Exploring the Potential of Deep Reinforcement Learning for Autonomous Navigation in Complex Environments

One of the most challenging problems in robotics and autonomous vehicles is autonomous navigation in complex and dynamic environments. Deep Reinforcement Learning (DRL), which enables agents to learn complicated behaviors autonomously through trial and error, has demonstrated that it has the potential to be an effective solution to this problem. By utilizing the Waymo open dataset and the Proximal Policy Optimisation (PPO) algorithm, this research paper aims to investigate the potential of DRL for autonomous navigation in complex environments. In the first step of this process, we conduct a literature review that focuses on numerous research that has studied the application of DRL for autonomous navigation in various settings.
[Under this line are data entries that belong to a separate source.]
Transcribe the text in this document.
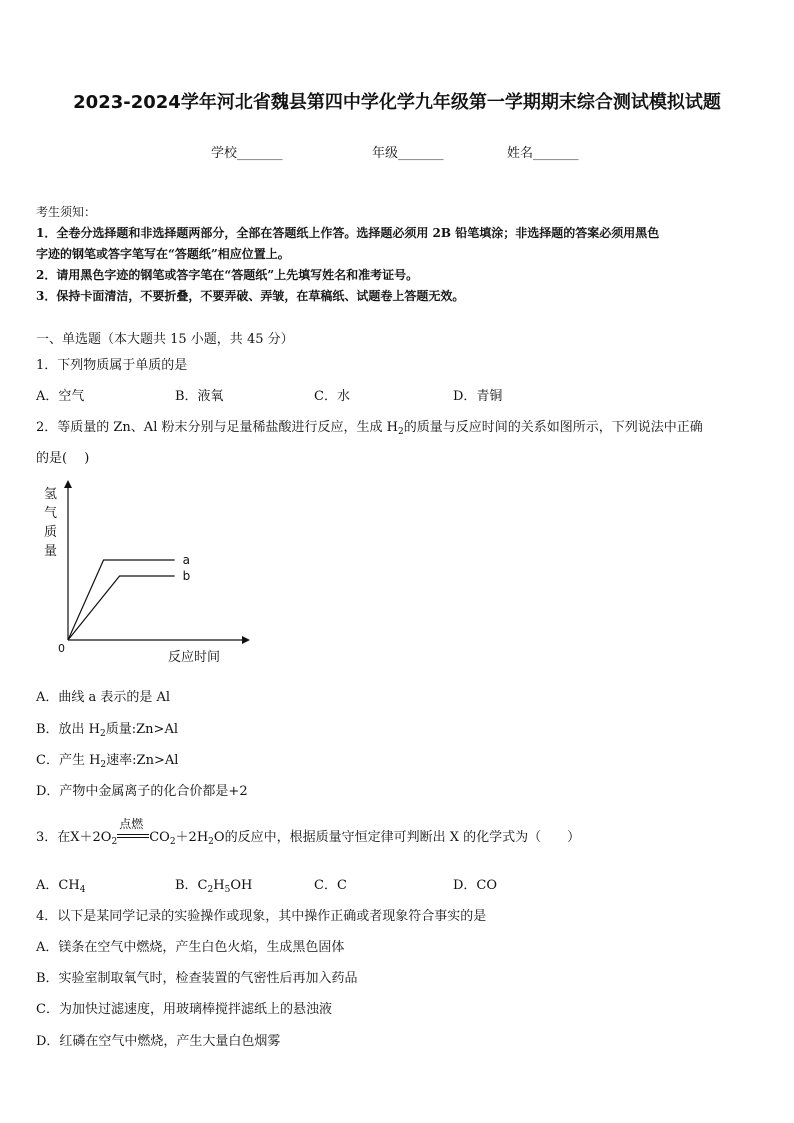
2023-2024学年河北省魏县第四中学化学九年级第一学期期末综合测试模拟试题
学校_______	年级_______	姓名_______
考生须知：
1．全卷分选择题和非选择题两部分，全部在答题纸上作答。选择题必须用 2B 铅笔填涂；非选择题的答案必须用黑色
字迹的钢笔或答字笔写在“答题纸”相应位置上。
2．请用黑色字迹的钢笔或答字笔在“答题纸”上先填写姓名和准考证号。
3．保持卡面清洁，不要折叠，不要弄破、弄皱，在草稿纸、试题卷上答题无效。
一、单选题（本大题共 15 小题，共 45 分）
1．下列物质属于单质的是
A．空气	B．液氧	C．水	D．青铜
2．等质量的 Zn、Al 粉末分别与足量稀盐酸进行反应，生成 $H_2$的质量与反应时间的关系如图所示，下列说法中正确
的是(　 )
a
b
氢
气
质
量
0
反应时间
A．曲线 a 表示的是 Al
B．放出 $H_2$质量:Zn>Al
C．产生 $H_2$速率:Zn>Al
D．产物中金属离子的化合价都是+2
3．在$X+2O_2$
点燃
$CO_2+2H_2O$的反应中，根据质量守恒定律可判断出 X 的化学式为（　　）
A．$CH_4$	B．$C_2H_5OH$	C．C	D．CO
4．以下是某同学记录的实验操作或现象，其中操作正确或者现象符合事实的是
A．镁条在空气中燃烧，产生白色火焰，生成黑色固体
B．实验室制取氧气时，检查装置的气密性后再加入药品
C．为加快过滤速度，用玻璃棒搅拌滤纸上的悬浊液
D．红磷在空气中燃烧，产生大量白色烟雾
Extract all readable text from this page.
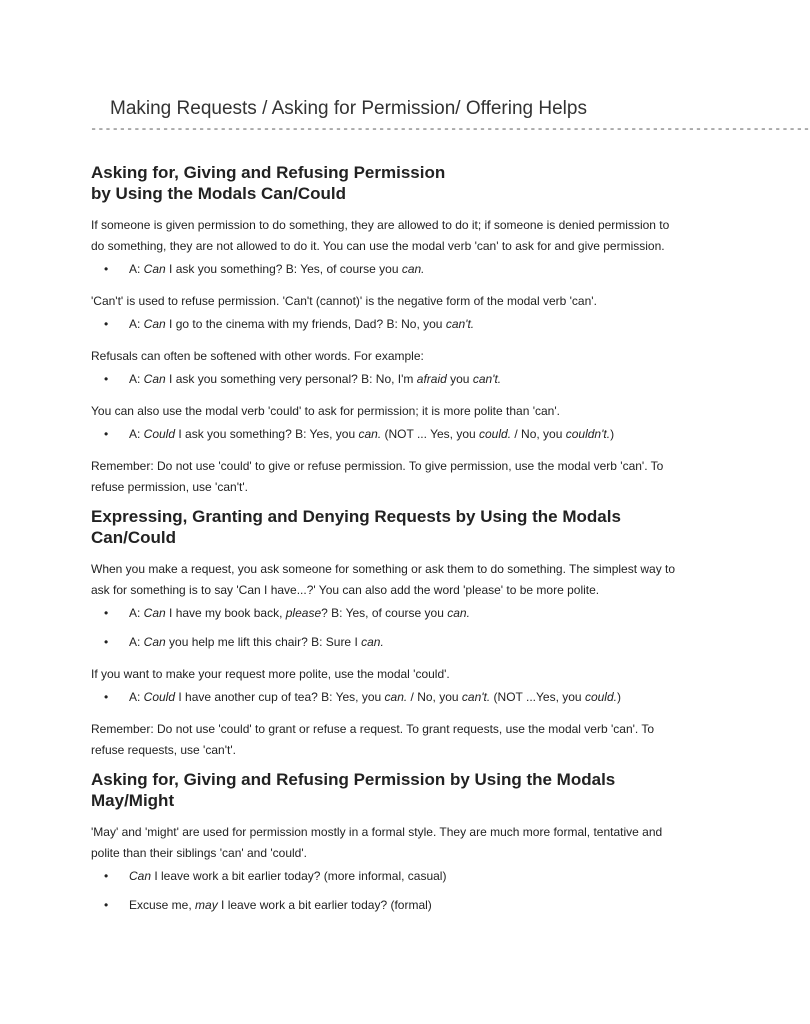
Making Requests / Asking for Permission/ Offering Helps
----------------------------------------------------------------------------------------------------
Asking for, Giving and Refusing Permission
by Using the Modals Can/Could

If someone is given permission to do something, they are allowed to do it; if someone is denied permission to do something, they are not allowed to do it. You can use the modal verb 'can' to ask for and give permission.

• A: Can I ask you something? B: Yes, of course you can.

'Can't' is used to refuse permission. 'Can't (cannot)' is the negative form of the modal verb 'can'.

• A: Can I go to the cinema with my friends, Dad? B: No, you can't.

Refusals can often be softened with other words. For example:

• A: Can I ask you something very personal? B: No, I'm afraid you can't.

You can also use the modal verb 'could' to ask for permission; it is more polite than 'can'.

• A: Could I ask you something? B: Yes, you can. (NOT ... Yes, you could. / No, you couldn't.)

Remember: Do not use 'could' to give or refuse permission. To give permission, use the modal verb 'can'. To refuse permission, use 'can't'.

Expressing, Granting and Denying Requests by Using the Modals Can/Could

When you make a request, you ask someone for something or ask them to do something. The simplest way to ask for something is to say 'Can I have...?' You can also add the word 'please' to be more polite.

• A: Can I have my book back, please? B: Yes, of course you can.
• A: Can you help me lift this chair? B: Sure I can.

If you want to make your request more polite, use the modal 'could'.

• A: Could I have another cup of tea? B: Yes, you can. / No, you can't. (NOT ...Yes, you could.)

Remember: Do not use 'could' to grant or refuse a request. To grant requests, use the modal verb 'can'. To refuse requests, use 'can't'.

Asking for, Giving and Refusing Permission by Using the Modals May/Might

'May' and 'might' are used for permission mostly in a formal style. They are much more formal, tentative and polite than their siblings 'can' and 'could'.

• Can I leave work a bit earlier today? (more informal, casual)
• Excuse me, may I leave work a bit earlier today? (formal)
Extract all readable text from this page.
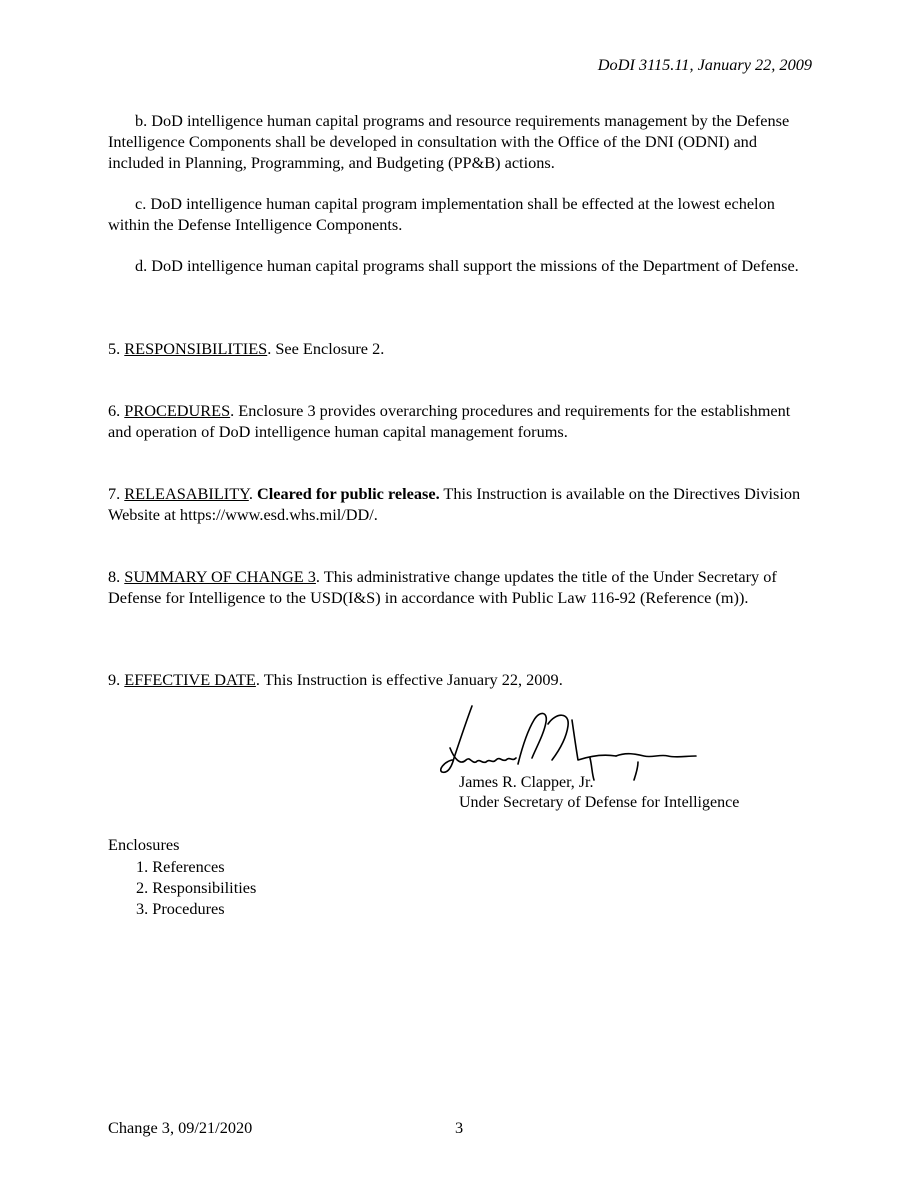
DoDI 3115.11, January 22, 2009

b. DoD intelligence human capital programs and resource requirements management by the Defense Intelligence Components shall be developed in consultation with the Office of the DNI (ODNI) and included in Planning, Programming, and Budgeting (PP&B) actions.

c. DoD intelligence human capital program implementation shall be effected at the lowest echelon within the Defense Intelligence Components.

d. DoD intelligence human capital programs shall support the missions of the Department of Defense.

5. RESPONSIBILITIES. See Enclosure 2.

6. PROCEDURES. Enclosure 3 provides overarching procedures and requirements for the establishment and operation of DoD intelligence human capital management forums.

7. RELEASABILITY. Cleared for public release. This Instruction is available on the Directives Division Website at https://www.esd.whs.mil/DD/.

8. SUMMARY OF CHANGE 3. This administrative change updates the title of the Under Secretary of Defense for Intelligence to the USD(I&S) in accordance with Public Law 116-92 (Reference (m)).

9. EFFECTIVE DATE. This Instruction is effective January 22, 2009.

James R. Clapper, Jr.
Under Secretary of Defense for Intelligence
Enclosures
1. References
2. Responsibilities
3. Procedures
Change 3, 09/21/2020	3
After that, we discuss our methodology, which entails utilizing PPO to instruct an agent navigating the Waymo dataset. According to the findings of our study, the trained agent can properly navigate through the environment, even when barriers and other dynamic elements are present. In addition, we assess our agent's performance using various criteria, such as the percentage of successful attempts, efficiency, and risk. According to our research's conclusions, DRL-based navigation systems have the potential to create genuinely autonomous systems that can navigate across surroundings that are both complicated and dynamic. In general, the findings of this study demonstrate how important it is to investigate the possibilities of DRL to find solutions to complex problems in the fields of robotics and autonomous cars.